Show that the series
$$\sum_n \frac{z^{n-1}}{(1-z^n)(1-z^{n+1})},\quad z\in\mathbb{C},$$ converges to $\frac{1}{(1-z)^2}$ for $|z|<1$ and to $\frac{1}{z(1-z)^2}$ for $|z|>1$...
I try prove it so;
I know that $\sum z^n = \frac{1}{1-z}$ when $|z|<1$ thus $\sum (n+1)z^n = \frac{1}{(1-z)^2}$ in this way I would to prove that $ \sum (n+1)z^n = \sum \frac{z^{n-1}}{(1-z^n)(1-z^{n+1})}$
Some recommendation for continue it way or some other idea?

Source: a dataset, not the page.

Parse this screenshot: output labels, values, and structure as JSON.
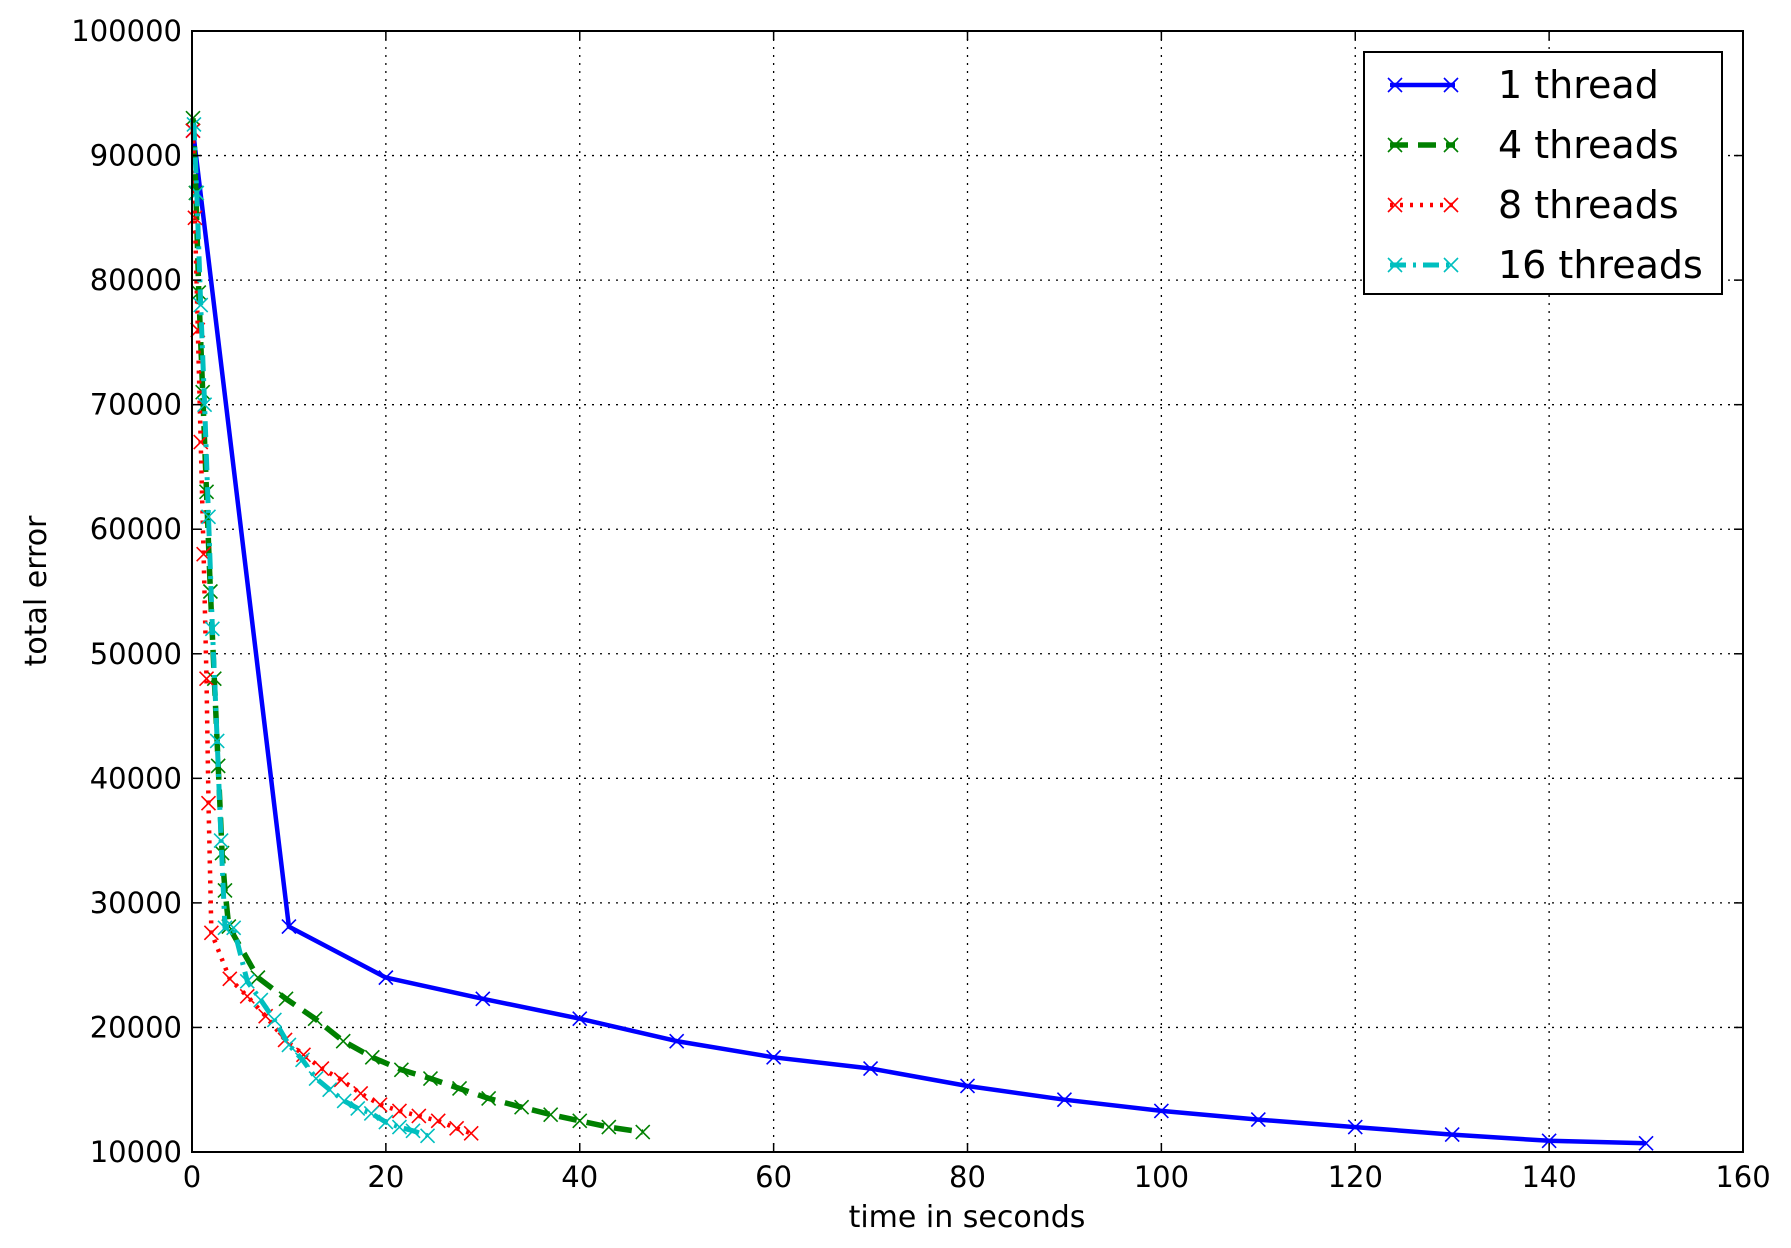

This exercise is in $\textit{Complex Analysis - Serge Lang}$ - Third Edition, page $26$
thank your.
Note $$\frac{z^{n-1}}{(1-z^n)(1-z^{n+1})} = \frac{1}{z(1-z)}\left[\frac{1}{1-z^n} - \frac{1}{1-z^{n+1}}\right]$$ and $$\lim_{n\to \infty} \frac{1}{1-z^{n+1}} = \begin{cases}1&\text{if $\lvert z\rvert < 1$}\\ 0 & \text{if $\lvert z\rvert > 1$}\end{cases}$$
So the series telescopes to $$\frac{1}{z(1-z)}\left[\frac{1}{1-z} - 1\right] = \frac{1}{(1-z)^2}$$when $\lvert z\rvert < 1$, and to $$\frac{1}{z(1-z)}\left[\frac{1}{(1-z)}\right] = \frac{1}{z(1-z)^2}$$when $\lvert z\rvert > 1$.